As of the census of 2010, there were 4,780 people, 1,942 households, and 1,242 families residing in the CDP. There were 2,036 housing units, of which 94, or 4.6%, were vacant. The racial makeup of the CDP was 95.1% white, 1.5% African American, 0.2% Native American, 1.3% Asian, 0.04% Pacific Islander, 0.7% some other race, and 1.2% from two or more races. 2.5% of the population were Hispanic or Latino of any race.

Of the 1,942 households in the CDP, 28.8% had children under the age of 18 living with them, 46.8% were headed by married couples living together, 12.5% had a female householder with no husband present, and 36.0% were non-families. 28.0% of all households were made up of individuals, and 10.2% were someone living alone who was 65 years of age or older.
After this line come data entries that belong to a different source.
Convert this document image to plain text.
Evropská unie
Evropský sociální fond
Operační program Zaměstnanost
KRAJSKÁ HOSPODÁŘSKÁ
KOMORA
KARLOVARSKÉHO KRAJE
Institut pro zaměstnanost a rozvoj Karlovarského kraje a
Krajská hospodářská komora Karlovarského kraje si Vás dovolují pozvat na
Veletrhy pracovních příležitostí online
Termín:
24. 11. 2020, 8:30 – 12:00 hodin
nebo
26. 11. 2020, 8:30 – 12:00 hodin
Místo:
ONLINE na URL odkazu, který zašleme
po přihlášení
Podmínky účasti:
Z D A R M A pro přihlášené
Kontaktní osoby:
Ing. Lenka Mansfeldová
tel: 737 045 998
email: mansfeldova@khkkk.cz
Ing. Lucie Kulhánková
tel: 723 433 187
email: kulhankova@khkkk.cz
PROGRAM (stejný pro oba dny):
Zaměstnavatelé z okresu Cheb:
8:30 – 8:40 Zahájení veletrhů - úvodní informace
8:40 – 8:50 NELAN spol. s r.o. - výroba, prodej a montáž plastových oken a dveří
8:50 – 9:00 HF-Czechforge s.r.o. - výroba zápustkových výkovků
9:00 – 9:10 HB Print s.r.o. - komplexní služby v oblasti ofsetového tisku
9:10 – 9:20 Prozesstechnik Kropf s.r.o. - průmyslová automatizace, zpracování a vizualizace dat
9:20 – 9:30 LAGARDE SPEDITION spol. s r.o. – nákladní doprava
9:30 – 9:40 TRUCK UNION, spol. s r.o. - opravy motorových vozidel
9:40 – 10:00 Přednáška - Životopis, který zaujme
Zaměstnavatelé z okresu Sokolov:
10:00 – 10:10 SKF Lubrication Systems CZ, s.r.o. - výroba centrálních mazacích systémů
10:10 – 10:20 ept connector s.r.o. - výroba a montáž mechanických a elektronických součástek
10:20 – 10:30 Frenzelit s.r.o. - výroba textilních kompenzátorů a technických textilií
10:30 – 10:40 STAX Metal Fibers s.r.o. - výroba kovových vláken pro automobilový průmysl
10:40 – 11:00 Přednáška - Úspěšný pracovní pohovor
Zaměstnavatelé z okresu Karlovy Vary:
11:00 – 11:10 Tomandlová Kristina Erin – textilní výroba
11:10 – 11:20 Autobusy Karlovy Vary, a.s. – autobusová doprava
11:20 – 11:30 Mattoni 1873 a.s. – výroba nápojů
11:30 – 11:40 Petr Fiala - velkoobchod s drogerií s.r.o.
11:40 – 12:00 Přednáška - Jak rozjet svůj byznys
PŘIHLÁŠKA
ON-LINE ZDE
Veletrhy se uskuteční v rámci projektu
The average household size was 2.36, and the average family size was 2.89.

19.6% of residents in the CDP were under the age of 18, 9.3% were from age 18 to 24, 28.8% were from 25 to 44, 28.7% were from 45 to 64, and 13.5% were 65 years of age or older. The median age was 39.4 years. For every 100 females, there were 85.4 males. For every 100 females age 18 and over, there were 83.7 males.

===Income and poverty===
For the period 2011–15, the estimated median annual income for a household was $58,355, and the median income for a family was $76,490. Male full-time workers had a median income of $46,675 versus $43,721 for females. The per capita income for the CDP was $28,121. 10.0% of the population and 7.4% of families were below the poverty line, along with 11.2% of people under the age of 18 and 2.2% of people 65 or older.
==Education==
It is in the Goffstown School District. This district is a part of School Administrative Unit 19.